La gravité du crash de Monrovia a laissé perplexe beaucoup de personnes lorsqu'il a été annoncé instantanément par le gouvernement que tous les corps ont été retrouvés et seront acheminés sur Conakry. Il y a eu d'abord la guerre des chiffres entre Monrovia et Conakry au sujet des victimes. Avant que la capitale libérienne qui parlait de 18 morts ne se range derrière les autorités guinéennes pour parler de 11 victimes.

Pour lever le doute qui continue de planer, le gouvernement guinéen se devait de gérer cette situation dans la transparence. Ne serait-ce qu'avec les familles des victimes. Malheureusement d'après nos informations, une des veuves des victimes a tenté à la morgue d'Ignace Deen de voir le corps de son mari. Cela lui a été refusé. Aucun journaliste ni proches des victimes n'a vu le contenu des caisses.

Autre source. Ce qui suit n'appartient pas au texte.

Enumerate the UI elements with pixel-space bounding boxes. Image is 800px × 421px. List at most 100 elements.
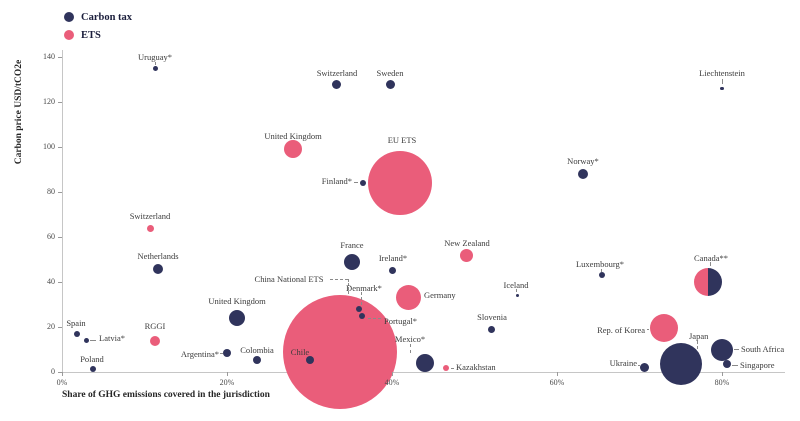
label-connector xyxy=(697,341,698,349)
label-connector xyxy=(710,262,711,266)
point-label: United Kingdom xyxy=(264,130,322,141)
label-connector xyxy=(516,289,517,292)
x-tick-label: 80% xyxy=(714,378,730,387)
point-label: Canada** xyxy=(694,252,728,263)
label-connector xyxy=(638,365,640,366)
point-label: Ireland* xyxy=(378,252,408,263)
bubble-eu-ets[interactable] xyxy=(368,151,433,215)
label-connector xyxy=(361,292,362,305)
bubble-france[interactable] xyxy=(344,253,361,270)
y-tick-label: 80 xyxy=(47,187,55,196)
legend-item-ets[interactable]: ETS xyxy=(64,26,132,44)
y-tick xyxy=(58,282,62,283)
label-connector xyxy=(330,278,348,280)
label-connector xyxy=(722,79,723,84)
point-label: Switzerland xyxy=(129,210,171,221)
bubble-denmark[interactable] xyxy=(356,306,362,312)
bubble-sweden[interactable] xyxy=(385,79,395,89)
y-tick-label: 100 xyxy=(43,142,55,151)
y-tick xyxy=(58,57,62,58)
bubble-rep-of-korea[interactable] xyxy=(650,314,679,343)
bubble-united-kingdom[interactable] xyxy=(228,310,245,326)
bubble-iceland[interactable] xyxy=(515,293,520,298)
bubble-singapore[interactable] xyxy=(722,360,731,369)
y-tick-label: 40 xyxy=(47,277,55,286)
y-tick-label: 20 xyxy=(47,322,55,331)
x-tick xyxy=(722,372,723,376)
bubble-canada[interactable] xyxy=(693,268,722,296)
point-label: New Zealand xyxy=(444,237,490,248)
legend-label-ets: ETS xyxy=(81,29,101,41)
label-connector xyxy=(450,367,454,369)
bubble-rggi[interactable] xyxy=(150,335,161,346)
bubble-chile[interactable] xyxy=(305,355,314,364)
y-tick-label: 0 xyxy=(51,367,55,376)
point-label: Iceland xyxy=(503,279,529,290)
bubble-latvia[interactable] xyxy=(84,338,90,343)
point-label: Slovenia xyxy=(477,311,507,322)
carbon-tax-swatch-icon xyxy=(64,12,74,22)
bubble-spain[interactable] xyxy=(73,330,80,337)
bubble-switzerland[interactable] xyxy=(146,224,154,232)
bubble-south-africa[interactable] xyxy=(711,338,733,361)
point-label: Mexico* xyxy=(394,333,426,344)
point-label: Denmark* xyxy=(346,282,382,293)
point-label: Netherlands xyxy=(137,250,179,261)
x-axis-title: Share of GHG emissions covered in the ju… xyxy=(62,390,270,400)
point-label: Germany xyxy=(424,289,456,300)
bubble-switzerland[interactable] xyxy=(332,79,342,89)
x-axis xyxy=(62,372,785,373)
bubble-netherlands[interactable] xyxy=(152,263,163,274)
point-label: Uruguay* xyxy=(138,51,172,62)
bubble-finland[interactable] xyxy=(360,180,367,186)
point-label: Chile xyxy=(290,346,310,357)
label-connector xyxy=(732,364,738,366)
bubble-luxembourg[interactable] xyxy=(598,272,605,279)
x-tick-label: 0% xyxy=(56,378,68,387)
x-tick xyxy=(62,372,63,376)
point-label: Portugal* xyxy=(384,315,418,326)
bubble-kazakhstan[interactable] xyxy=(443,364,450,371)
point-label: Argentina* xyxy=(180,348,219,359)
bubble-norway[interactable] xyxy=(577,169,588,179)
point-label: Poland xyxy=(80,353,104,364)
legend-item-carbon-tax[interactable]: Carbon tax xyxy=(64,8,132,26)
point-label: Sweden xyxy=(376,67,404,78)
y-tick xyxy=(58,147,62,148)
bubble-ukraine[interactable] xyxy=(639,363,649,372)
y-tick xyxy=(58,237,62,238)
bubble-germany[interactable] xyxy=(396,285,421,311)
bubble-poland[interactable] xyxy=(90,365,97,372)
x-tick xyxy=(227,372,228,376)
y-axis xyxy=(62,50,63,372)
y-tick-label: 60 xyxy=(47,232,55,241)
bubble-slovenia[interactable] xyxy=(487,325,495,333)
point-label: Ukraine xyxy=(609,357,637,368)
y-tick-label: 140 xyxy=(43,52,55,61)
bubble-china-national-ets[interactable] xyxy=(283,294,398,409)
point-label: EU ETS xyxy=(387,134,417,145)
point-label: Latvia* xyxy=(99,332,125,343)
label-connector xyxy=(90,339,96,341)
point-label: Switzerland xyxy=(316,67,358,78)
point-label: Liechtenstein xyxy=(699,67,745,78)
point-label: China National ETS xyxy=(254,273,324,284)
point-label: Rep. of Korea xyxy=(597,324,645,335)
bubble-mexico[interactable] xyxy=(416,354,434,372)
bubble-united-kingdom[interactable] xyxy=(284,140,302,159)
bubble-colombia[interactable] xyxy=(252,355,261,364)
bubble-new-zealand[interactable] xyxy=(459,248,473,262)
ets-swatch-icon xyxy=(64,30,74,40)
y-tick xyxy=(58,327,62,328)
bubble-japan[interactable] xyxy=(659,343,702,386)
bubble-argentina[interactable] xyxy=(223,348,231,357)
point-label: South Africa xyxy=(741,343,785,354)
y-tick xyxy=(58,102,62,103)
x-tick-label: 40% xyxy=(384,378,400,387)
point-label: United Kingdom xyxy=(208,295,266,306)
bubble-portugal[interactable] xyxy=(359,312,366,319)
legend: Carbon tax ETS xyxy=(64,8,132,44)
bubble-ireland[interactable] xyxy=(388,267,396,275)
bubble-liechtenstein[interactable] xyxy=(720,86,724,91)
bubble-uruguay[interactable] xyxy=(152,65,158,71)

Que se cache-t-il derrière cette volonté du gouvernement de tout faire en cachette ?

En attendant une réponse claire, l'interdiction faite au public et aux médias d'assister à l'enterrement des victimes du crash de Monrovia et le refus à leurs proches de les voir pour une dernière fois, est pour beaucoup la preuve que les corps ne sont jamais arrivés en Guinée. Comme continuent de penser beaucoup au sujet de celui de feu Ahmed Sékou Touré, l'ancien président de la République.